En visite à Kemerovo, ville industrielle de Sibérie de 550.000 habitants, le président Vladimir Poutine a dénoncé mardi une "négligence criminelle" dans cette tragédie qui a fait dimanche au moins 64 morts, dont 41 enfants.
Issues de secours bloquées, salles de cinéma fermées à clé, système d'alarme en panne, membres de la sécurité incompétents, système anti-incendie défaillant: la liste des "violations flagrantes" relevées par les enquêteurs a suscité l'incompréhension et la colère dans un pays où des incendies meurtriers se produisent chaque année.
"L'administration de Kemerovo est impuissante! Lorsque je les écoute, je suis sous le choc. Ils sont incapables de répondre à nos questions", s'indigne Svetlana Tourtchina sur YouTube où, comme sur tous les réseaux sociaux, l'indignation était palpable.
Les premiers résultats de l'enquête ont montré que les dirigeants du centre commercial, un gigantesque ensemble regroupant cinémas, salle de bowling et de jeux, magasins et restaurants, avaient bénéficié d'une tolérance coupable de la part des autorités locales.
Le centre avait pu ouvrir en 2013 malgré des manques constatés dans la sécurité anti-incendie puis, sans difficulté, ignorer les injonctions faites par le ministère des Situations d'urgence lors d'une inspection en 2016. Enfin, le lieu était officiellement enregistré comme entreprise de moins de 100 salariés, pour éviter d'être trop fréquemment contrôlé.
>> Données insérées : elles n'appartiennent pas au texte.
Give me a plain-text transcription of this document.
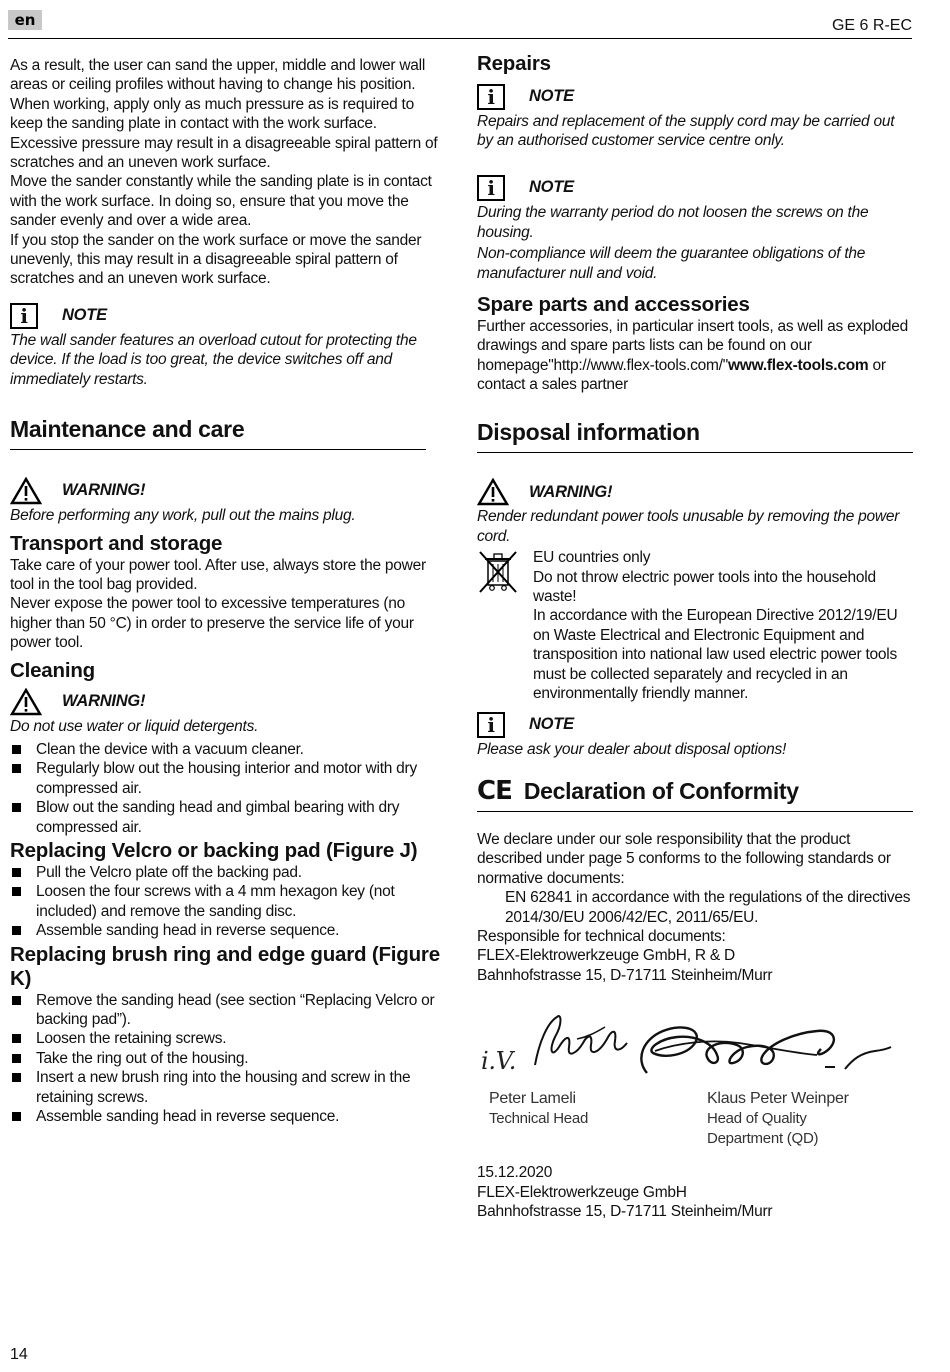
en	GE 6 R-EC

As a result, the user can sand the upper, middle and lower wall areas or ceiling profiles without having to change his position.

When working, apply only as much pressure as is required to keep the sanding plate in contact with the work surface. Excessive pressure may result in a disagreeable spiral pattern of scratches and an uneven work surface.

Move the sander constantly while the sanding plate is in contact with the work surface. In doing so, ensure that you move the sander evenly and over a wide area.

If you stop the sander on the work surface or move the sander unevenly, this may result in a disagreeable spiral pattern of scratches and an uneven work surface.

i	NOTE

The wall sander features an overload cutout for protecting the device. If the load is too great, the device switches off and immediately restarts.

Maintenance and care
WARNING!

Before performing any work, pull out the mains plug.

Transport and storage

Take care of your power tool. After use, always store the power tool in the tool bag provided.

Never expose the power tool to excessive temperatures (no higher than 50 °C) in order to preserve the service life of your power tool.

Cleaning
WARNING!

Do not use water or liquid detergents.

Clean the device with a vacuum cleaner.
Regularly blow out the housing interior and motor with dry compressed air.
Blow out the sanding head and gimbal bearing with dry compressed air.
Replacing Velcro or backing pad (Figure J)
Pull the Velcro plate off the backing pad.
Loosen the four screws with a 4 mm hexagon key (not included) and remove the sanding disc.
Assemble sanding head in reverse sequence.
Replacing brush ring and edge guard (Figure K)
Remove the sanding head (see section “Replacing Velcro or backing pad”).
Loosen the retaining screws.
Take the ring out of the housing.
Insert a new brush ring into the housing and screw in the retaining screws.
Assemble sanding head in reverse sequence.
Repairs
i	NOTE

Repairs and replacement of the supply cord may be carried out by an authorised customer service centre only.

i	NOTE

During the warranty period do not loosen the screws on the housing.

Non-compliance will deem the guarantee obligations of the manufacturer null and void.

Spare parts and accessories

Further accessories, in particular insert tools, as well as exploded drawings and spare parts lists can be found on our homepage"http://www.flex-tools.com/"www.flex-tools.com or contact a sales partner

Disposal information
WARNING!

Render redundant power tools unusable by removing the power cord.

EU countries only

Do not throw electric power tools into the household waste!

In accordance with the European Directive 2012/19/EU on Waste Electrical and Electronic Equipment and transposition into national law used electric power tools must be collected separately and recycled in an environmentally friendly manner.

i	NOTE

Please ask your dealer about disposal options!

CE Declaration of Conformity

We declare under our sole responsibility that the product described under page 5 conforms to the following standards or normative documents:

EN 62841 in accordance with the regulations of the directives 2014/30/EU 2006/42/EC, 2011/65/EU.

Responsible for technical documents:

FLEX-Elektrowerkzeuge GmbH, R & D

Bahnhofstrasse 15, D-71711 Steinheim/Murr

i.V.
Peter Lameli
Technical Head
Klaus Peter Weinper
Head of Quality
Department (QD)

15.12.2020

FLEX-Elektrowerkzeuge GmbH

Bahnhofstrasse 15, D-71711 Steinheim/Murr

14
"N'importe quel homme d'affaires vous dira combien cela coûte de fermer les yeux d'un inspecteur sur les violations, combien cela coûte pour ne pas avoir à dépenser de l'argent dans les alarmes et les issues de secours", souligne le populaire blogueur Ilia Varlamov.
"Lampistes"
Des milliers de manifestants s'étaient rassemblés mardi sur la place centrale de Kemerovo pour pleurer les disparus et exiger des explications de la part des autorités.
"Qui est vraiment responsable?", "Combien de victimes, réellement?", "Des lampistes vont être condamnés, les rois s'en tireront", pouvait-on lire sur les pancartes des manifestants, parmi lesquels se trouvaient des proches des victimes ainsi que des rescapés.
L'annonce de l'arrestation de cinq personnes, parmi lesquelles des responsables du centre commercial et un membre de la sécurité, n'a pas suffi à calmer la colère des habitants qui craignent que les vrais coupables ne soient jamais punis et exigent le limogeage des responsables de la région.
Des rumeurs insistantes ayant fait état d'un nombre de victimes plus élevé qu'annoncé officiellement, le maire de la ville, Ilia Serediouk, a du donner l'accès aux morgues à un groupe de protestataires.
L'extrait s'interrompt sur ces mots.